In 2026, Russell won the 149-pound championship at the NCAA Division II Super Region IV tournament to become the second regional champion in program history and qualify for the national championships for a second consecutive season. Quincy finished sixth among 11 teams at the regional, its best team finish in program history. The Hawks also finished the 2025–26 season with a 10–9 dual record, establishing a program record for dual victories in a season.

Women's Wrestling

Quincy's women's wrestling program also began competition during the 2022–23 academic year. The Hawks sent their first three wrestlers to the National Collegiate Women's Wrestling Championships in 2024 before increasing that total to six national qualifiers in 2025.

Trinity Pendergrass became the first All-American in Quincy wrestling history in 2025. Pendergrass won the 110-pound championship at the NCWWC Region VI tournament before placing seventh at the National Collegiate Women's Wrestling Championships. Her finish marked the first national placement and first All-America honor for either Quincy wrestling program.

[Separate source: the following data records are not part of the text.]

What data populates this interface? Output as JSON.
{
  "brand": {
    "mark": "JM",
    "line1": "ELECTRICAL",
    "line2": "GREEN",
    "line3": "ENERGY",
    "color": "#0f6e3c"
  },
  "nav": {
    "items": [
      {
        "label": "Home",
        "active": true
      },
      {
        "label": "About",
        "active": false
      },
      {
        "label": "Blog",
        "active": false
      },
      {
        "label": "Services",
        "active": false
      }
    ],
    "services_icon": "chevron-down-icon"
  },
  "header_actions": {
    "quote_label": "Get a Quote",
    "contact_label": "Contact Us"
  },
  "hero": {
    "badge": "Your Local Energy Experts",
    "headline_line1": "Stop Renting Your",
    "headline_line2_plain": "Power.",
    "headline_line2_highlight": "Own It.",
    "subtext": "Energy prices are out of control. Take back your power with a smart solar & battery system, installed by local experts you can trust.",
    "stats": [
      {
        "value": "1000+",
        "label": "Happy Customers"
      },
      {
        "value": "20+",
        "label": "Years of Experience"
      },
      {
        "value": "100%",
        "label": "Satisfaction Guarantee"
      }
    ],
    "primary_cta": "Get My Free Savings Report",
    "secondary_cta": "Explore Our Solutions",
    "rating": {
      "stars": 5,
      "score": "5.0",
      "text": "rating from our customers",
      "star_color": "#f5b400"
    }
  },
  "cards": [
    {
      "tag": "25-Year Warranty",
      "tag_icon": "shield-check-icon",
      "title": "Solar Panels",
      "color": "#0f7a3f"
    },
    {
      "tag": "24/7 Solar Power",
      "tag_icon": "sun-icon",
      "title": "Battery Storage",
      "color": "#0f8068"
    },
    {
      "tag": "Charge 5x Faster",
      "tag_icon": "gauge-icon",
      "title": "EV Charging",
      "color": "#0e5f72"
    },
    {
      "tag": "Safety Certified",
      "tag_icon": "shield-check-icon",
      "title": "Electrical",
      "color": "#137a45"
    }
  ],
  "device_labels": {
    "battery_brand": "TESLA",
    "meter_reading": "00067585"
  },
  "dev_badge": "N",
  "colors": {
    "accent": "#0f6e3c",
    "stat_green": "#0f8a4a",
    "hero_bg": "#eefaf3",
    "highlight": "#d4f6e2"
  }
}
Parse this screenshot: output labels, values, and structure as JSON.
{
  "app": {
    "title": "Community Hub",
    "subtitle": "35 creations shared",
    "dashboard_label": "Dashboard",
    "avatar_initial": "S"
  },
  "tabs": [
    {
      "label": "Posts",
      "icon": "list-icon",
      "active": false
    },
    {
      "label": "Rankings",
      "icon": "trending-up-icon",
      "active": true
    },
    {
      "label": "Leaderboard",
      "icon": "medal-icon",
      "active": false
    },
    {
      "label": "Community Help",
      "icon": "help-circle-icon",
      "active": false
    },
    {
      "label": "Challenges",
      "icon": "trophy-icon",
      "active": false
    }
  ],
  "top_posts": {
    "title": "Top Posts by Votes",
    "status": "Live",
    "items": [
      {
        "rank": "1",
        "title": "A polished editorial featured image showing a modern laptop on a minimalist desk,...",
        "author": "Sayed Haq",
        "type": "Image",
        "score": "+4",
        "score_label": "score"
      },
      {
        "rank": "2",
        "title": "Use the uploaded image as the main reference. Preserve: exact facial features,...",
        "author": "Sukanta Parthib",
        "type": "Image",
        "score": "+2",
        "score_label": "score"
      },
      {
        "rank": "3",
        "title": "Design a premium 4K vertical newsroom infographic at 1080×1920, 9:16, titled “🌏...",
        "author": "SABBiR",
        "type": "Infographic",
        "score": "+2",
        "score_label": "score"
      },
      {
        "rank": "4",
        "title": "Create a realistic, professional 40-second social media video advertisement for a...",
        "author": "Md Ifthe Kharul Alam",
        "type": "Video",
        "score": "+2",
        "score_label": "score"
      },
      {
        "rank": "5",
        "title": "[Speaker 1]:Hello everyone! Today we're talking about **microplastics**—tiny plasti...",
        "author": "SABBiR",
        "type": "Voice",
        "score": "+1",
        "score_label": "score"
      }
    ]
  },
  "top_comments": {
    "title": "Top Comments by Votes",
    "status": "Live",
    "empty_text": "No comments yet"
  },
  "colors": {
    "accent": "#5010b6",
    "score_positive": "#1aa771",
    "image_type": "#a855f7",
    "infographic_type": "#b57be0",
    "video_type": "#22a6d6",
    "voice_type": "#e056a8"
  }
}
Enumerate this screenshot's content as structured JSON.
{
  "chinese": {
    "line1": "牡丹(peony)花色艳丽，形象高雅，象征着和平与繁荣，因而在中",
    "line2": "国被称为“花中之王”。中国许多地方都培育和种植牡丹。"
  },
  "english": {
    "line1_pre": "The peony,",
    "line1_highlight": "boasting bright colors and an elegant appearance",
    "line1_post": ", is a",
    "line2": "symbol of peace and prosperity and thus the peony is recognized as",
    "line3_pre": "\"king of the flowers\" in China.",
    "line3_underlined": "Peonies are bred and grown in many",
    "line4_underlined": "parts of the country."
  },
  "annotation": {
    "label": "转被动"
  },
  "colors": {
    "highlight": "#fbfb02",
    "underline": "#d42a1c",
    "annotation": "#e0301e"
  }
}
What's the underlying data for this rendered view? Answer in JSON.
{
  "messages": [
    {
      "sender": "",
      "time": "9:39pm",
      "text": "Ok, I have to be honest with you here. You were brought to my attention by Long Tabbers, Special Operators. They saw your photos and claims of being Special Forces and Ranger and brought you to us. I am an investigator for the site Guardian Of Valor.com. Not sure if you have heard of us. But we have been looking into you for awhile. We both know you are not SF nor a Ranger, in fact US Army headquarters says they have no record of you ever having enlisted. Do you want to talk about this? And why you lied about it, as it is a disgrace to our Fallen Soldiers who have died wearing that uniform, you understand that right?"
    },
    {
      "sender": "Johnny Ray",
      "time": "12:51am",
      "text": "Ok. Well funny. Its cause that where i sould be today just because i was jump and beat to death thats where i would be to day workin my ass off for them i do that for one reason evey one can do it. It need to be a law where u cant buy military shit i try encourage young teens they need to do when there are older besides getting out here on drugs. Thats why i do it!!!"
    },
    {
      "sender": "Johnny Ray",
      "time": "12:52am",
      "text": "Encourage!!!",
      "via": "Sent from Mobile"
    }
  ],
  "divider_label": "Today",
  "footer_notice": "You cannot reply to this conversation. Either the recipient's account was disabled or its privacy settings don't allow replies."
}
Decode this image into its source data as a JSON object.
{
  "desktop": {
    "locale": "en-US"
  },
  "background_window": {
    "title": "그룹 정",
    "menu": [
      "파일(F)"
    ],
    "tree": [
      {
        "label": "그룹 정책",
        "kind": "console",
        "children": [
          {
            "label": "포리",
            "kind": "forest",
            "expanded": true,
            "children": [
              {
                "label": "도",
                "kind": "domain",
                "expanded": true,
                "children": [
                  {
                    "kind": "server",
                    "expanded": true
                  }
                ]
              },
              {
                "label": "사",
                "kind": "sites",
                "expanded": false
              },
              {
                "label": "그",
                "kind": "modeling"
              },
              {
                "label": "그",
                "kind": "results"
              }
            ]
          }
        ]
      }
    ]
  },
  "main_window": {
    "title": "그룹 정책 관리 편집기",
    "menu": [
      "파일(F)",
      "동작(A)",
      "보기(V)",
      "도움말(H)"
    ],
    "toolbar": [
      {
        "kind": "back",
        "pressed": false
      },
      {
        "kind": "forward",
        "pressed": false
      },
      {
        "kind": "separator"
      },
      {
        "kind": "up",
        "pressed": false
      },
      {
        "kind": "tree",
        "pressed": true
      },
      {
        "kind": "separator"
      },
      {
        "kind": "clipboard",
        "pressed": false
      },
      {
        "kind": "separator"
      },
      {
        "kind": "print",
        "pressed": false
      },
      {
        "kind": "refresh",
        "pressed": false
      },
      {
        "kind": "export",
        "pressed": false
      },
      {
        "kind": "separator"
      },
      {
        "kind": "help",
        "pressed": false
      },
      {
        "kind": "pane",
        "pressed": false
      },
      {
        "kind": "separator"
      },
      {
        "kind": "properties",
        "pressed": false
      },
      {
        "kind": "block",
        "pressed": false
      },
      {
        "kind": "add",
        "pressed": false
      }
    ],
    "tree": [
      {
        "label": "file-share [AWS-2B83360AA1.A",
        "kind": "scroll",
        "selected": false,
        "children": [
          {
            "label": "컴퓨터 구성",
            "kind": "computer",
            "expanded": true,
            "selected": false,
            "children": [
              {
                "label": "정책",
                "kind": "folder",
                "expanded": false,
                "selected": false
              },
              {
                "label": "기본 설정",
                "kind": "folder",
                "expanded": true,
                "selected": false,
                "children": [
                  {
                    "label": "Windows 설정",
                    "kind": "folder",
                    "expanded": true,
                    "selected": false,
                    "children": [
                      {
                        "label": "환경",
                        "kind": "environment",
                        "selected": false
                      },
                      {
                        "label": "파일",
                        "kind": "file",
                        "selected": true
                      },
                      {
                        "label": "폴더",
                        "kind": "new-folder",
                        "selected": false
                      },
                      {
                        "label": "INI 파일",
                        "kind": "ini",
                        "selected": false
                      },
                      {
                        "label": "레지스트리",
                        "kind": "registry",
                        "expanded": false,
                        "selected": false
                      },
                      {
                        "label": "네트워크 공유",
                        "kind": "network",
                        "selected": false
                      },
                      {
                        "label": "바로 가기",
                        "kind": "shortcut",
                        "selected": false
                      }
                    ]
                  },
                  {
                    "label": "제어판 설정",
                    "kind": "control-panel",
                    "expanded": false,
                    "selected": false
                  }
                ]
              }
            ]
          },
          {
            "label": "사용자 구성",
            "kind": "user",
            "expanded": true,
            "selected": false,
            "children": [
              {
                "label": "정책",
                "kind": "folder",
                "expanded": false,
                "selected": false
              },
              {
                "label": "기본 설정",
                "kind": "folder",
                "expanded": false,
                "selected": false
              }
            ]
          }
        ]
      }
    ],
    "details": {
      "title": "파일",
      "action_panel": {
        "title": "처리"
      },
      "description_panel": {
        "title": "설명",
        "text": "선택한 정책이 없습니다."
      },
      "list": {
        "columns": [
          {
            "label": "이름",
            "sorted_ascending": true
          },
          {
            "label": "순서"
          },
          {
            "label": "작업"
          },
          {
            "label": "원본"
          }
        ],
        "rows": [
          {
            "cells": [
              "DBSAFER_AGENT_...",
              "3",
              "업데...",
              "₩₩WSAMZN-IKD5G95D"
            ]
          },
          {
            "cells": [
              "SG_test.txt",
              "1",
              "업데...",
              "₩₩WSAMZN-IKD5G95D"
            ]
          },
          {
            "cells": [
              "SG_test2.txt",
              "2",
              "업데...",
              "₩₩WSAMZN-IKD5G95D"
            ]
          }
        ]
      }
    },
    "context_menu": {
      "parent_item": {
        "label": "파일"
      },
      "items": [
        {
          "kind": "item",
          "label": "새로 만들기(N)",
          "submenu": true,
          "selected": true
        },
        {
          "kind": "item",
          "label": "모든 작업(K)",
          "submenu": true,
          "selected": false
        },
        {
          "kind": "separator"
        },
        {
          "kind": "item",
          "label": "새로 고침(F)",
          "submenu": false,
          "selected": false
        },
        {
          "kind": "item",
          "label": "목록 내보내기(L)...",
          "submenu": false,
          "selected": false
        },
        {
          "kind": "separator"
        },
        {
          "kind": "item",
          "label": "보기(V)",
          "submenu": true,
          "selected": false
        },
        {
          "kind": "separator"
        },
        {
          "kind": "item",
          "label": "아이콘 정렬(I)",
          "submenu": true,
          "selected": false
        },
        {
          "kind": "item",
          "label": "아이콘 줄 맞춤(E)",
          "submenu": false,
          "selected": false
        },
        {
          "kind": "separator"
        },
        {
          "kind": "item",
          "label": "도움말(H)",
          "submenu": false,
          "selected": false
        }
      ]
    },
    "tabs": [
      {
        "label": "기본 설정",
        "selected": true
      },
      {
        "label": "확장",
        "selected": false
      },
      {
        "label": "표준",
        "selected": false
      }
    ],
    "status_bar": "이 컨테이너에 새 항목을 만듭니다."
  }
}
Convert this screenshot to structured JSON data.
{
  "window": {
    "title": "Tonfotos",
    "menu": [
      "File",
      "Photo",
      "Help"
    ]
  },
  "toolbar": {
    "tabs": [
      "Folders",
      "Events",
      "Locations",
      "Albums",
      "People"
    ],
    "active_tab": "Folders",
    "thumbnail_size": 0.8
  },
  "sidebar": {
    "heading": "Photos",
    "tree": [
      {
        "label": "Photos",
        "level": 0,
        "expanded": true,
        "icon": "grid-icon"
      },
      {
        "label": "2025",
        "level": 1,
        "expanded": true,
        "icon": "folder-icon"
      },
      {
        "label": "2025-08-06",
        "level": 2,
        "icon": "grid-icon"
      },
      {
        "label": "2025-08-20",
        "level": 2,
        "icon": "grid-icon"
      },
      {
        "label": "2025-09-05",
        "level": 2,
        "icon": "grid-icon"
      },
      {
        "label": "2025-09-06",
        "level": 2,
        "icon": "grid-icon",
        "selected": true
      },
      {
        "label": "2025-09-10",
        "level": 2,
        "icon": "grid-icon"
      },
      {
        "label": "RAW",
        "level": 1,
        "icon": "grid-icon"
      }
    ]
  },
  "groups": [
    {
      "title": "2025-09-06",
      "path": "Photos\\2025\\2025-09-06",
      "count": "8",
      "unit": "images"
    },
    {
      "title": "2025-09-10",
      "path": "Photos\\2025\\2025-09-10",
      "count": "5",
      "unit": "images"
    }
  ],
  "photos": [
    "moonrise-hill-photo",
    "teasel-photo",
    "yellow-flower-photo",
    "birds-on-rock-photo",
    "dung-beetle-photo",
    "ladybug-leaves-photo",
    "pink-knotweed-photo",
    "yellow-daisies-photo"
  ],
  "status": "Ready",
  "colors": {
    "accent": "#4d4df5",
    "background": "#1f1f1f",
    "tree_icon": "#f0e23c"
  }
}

The Great Lakes Valley Conference began sponsoring women's wrestling during the 2025–26 academic year, with Quincy among the conference's seven inaugural programs.

The program reached a new high point during the 2025–26 season. Quincy finished third among 15 teams at the NCAA Region V Championship and qualified four wrestlers for the inaugural NCAA Women's Wrestling Championships: Xochitl Mota-Pettis, Trinity Pendergrass, Alexandra Tchekounova and Maddy Barton.

At the inaugural NCAA championship in Coralville, Iowa, Mota-Pettis won the 124-pound national championship. The No. 3 seed went 4–0 and defeated McKendree's Shelby Moore 10–0 in the championship match. Mota-Pettis became the first national champion in Quincy wrestling history and the second Quincy athlete in any sport to win an individual national championship.

Pendergrass placed fifth at 103 pounds at the same championship to earn All-America honors for the second consecutive season, becoming the first two-time All-American in Quincy wrestling history. The Hawks scored 41 points and finished ninth nationally among 54 teams, the highest national team finish in program history.